Review We've been hugely impressed by the Radeon HD 4850 graphics card thanks to the balance it strikes between price and performance, and we firmly believe that, at £125, it's damn good value.

Gigabyte's GV-R485MC-1GH: double-slot design...
Pretty much our only reservation with the reference HD 4850 centres on the cooling package. The HD 4850's graphics chip employs 800 unified shaders that generate a fair amount of heat. AMD chose a single-slot design for the HD 4850 even though the dual-slot HD 4870 has an enormous cooler. The single-slot form-factor makes it easy to slip an HD 4850 into almost any PC, and there’s more good news: AMD has selected a gentle fan speed that makes the HD 4850 surprisingly quiet.
The combination of a slimline heatsink and low fan speed means that the heat produced by the HD 4850 gets trapped in the casing, and we concluded our original review by saying: "We’d give the HD 4850 the nod on this one despite its toasty hotness."
Gigabyte has decided that the cooling package on the HD 4850 could stand some improvement and the result is the GV-R485MC-1GH, which is passively cooled. The model code breaks down thus: GV for Gigabyte VGA; R485 denotes a Radeon HD 4850; MC stands for Multi-Core cooling; and 1GH refers to the 1GB of memory.
You can see an animation that explains the Multi-Core Cooling feature here, but our photos should make things clear enough.

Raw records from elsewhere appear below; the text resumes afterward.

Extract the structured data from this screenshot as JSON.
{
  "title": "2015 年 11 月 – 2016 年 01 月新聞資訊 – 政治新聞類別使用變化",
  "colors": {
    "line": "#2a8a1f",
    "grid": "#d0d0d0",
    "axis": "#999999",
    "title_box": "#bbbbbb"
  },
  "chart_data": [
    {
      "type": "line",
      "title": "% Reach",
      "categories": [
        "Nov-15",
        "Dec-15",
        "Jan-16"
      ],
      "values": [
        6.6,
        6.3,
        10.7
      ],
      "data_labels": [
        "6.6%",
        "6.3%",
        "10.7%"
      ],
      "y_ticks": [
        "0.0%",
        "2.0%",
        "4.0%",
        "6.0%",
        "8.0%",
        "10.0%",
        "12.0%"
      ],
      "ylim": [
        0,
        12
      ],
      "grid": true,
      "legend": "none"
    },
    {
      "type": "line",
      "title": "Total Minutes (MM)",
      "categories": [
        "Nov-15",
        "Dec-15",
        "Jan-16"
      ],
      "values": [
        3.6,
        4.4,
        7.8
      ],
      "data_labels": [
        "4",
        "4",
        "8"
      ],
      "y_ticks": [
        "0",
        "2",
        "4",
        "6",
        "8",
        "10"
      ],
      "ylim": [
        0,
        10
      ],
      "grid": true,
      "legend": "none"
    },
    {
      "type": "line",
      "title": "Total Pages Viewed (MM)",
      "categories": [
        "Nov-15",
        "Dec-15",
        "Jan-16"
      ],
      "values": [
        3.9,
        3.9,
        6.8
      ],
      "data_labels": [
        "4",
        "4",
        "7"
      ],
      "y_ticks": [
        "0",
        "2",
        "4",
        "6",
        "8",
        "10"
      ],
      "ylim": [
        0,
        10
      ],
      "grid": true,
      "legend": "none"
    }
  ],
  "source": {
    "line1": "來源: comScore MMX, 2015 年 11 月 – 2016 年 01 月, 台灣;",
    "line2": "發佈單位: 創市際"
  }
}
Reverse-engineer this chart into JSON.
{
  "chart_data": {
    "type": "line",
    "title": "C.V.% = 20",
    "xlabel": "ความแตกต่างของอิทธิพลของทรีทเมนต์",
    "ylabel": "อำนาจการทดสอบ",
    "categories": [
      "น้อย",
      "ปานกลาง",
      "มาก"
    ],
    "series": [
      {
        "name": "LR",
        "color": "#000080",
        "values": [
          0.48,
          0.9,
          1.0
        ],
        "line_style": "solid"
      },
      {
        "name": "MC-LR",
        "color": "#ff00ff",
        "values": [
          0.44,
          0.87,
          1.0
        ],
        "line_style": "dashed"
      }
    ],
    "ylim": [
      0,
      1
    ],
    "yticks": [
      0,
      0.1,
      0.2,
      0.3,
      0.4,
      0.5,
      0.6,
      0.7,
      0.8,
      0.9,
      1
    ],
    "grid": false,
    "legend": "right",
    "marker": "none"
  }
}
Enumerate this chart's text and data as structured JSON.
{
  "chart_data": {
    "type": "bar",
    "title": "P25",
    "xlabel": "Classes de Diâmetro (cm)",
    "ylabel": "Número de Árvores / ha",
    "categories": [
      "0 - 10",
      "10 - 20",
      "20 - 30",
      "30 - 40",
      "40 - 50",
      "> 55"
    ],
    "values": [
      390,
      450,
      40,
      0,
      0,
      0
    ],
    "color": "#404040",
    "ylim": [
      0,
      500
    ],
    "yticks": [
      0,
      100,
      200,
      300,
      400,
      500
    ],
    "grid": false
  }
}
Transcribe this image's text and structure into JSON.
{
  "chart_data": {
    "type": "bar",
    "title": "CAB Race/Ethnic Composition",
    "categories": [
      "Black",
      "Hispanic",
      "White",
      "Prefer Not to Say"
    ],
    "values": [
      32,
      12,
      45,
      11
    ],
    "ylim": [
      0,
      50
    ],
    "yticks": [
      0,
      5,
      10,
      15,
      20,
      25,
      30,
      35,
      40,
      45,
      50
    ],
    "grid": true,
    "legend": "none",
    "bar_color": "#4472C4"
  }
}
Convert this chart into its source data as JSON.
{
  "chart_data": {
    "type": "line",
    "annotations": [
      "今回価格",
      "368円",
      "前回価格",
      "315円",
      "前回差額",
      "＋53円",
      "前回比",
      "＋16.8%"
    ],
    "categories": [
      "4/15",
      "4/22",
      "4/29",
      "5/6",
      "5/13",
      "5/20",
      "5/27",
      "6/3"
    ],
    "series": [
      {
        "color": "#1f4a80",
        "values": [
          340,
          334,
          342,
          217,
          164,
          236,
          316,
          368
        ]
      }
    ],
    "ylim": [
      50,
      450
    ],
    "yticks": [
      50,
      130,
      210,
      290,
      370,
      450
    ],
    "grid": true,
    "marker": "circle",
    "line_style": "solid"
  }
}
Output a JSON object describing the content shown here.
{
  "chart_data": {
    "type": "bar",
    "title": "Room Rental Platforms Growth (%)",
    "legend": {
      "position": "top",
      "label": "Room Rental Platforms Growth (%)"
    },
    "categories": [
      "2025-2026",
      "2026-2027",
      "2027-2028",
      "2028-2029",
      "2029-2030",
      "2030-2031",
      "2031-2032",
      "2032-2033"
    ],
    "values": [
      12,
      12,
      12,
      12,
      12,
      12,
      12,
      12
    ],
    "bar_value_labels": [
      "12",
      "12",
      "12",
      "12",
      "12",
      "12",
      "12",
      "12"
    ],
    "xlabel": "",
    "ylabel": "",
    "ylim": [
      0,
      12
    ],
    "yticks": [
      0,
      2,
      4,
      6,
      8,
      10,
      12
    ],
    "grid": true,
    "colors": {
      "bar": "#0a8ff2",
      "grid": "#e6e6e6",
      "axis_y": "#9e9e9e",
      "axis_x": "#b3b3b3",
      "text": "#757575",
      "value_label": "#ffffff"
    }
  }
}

...with some serious metal for passive cooling
One cooling core sits directly on top of the GPU, and there are two more cooling cores which are each connected to the main core by a pair of heatpipes. These cooling cores are quite sizeable affairs so Gigabyte has used a dual-slot design which means that this HD 4850 has a packaging envelope that's similar to an HD 4870. One of the coolers projects through the mounting bracket by a few millimetres but this looks like a means of supporting the cooler rather than a way of shedding heat into the air at the rear of the case.
COMMENTS
Doh!!!
The heat should be vented **out** of the case and **not into** the case!
@Steven Walker
The 'damn good value at £125' comment refers to a reference Radeon HD 4850
The verdict and review deal with the passively cooled Gigabyte
@Simon Brown
I've an old NVidia 7600 fanless that will do that for you, and more, on two monitors -- installing that in a DAW is a pointless waste of power for the uses you state...
@Ken
The power figures are for the whole system apart from the display, and not just the graphics card
Points of order
1) An Accelero S1 gives better cooling, much better than the crap stock cooler, so contrary to what this review says it is eminently possible to passively cool a 4850 with great benefit both to temperatures and noise.
2) As others have said there are plenty reasons to want a silent graphics card, even aside from the fact that stock graphics coolers are frequently the loudest part of any moderately powerful system. Some of us like our PC's to be as quiet as possible regardless of their application. If you can tolerate noisy components then lucky you - some of us can't.
3) Gigabyte probably slowed the RAM down on this card because they haven't bothered cooling it properly, and the RAM on 4850s under load gets very hot indeed.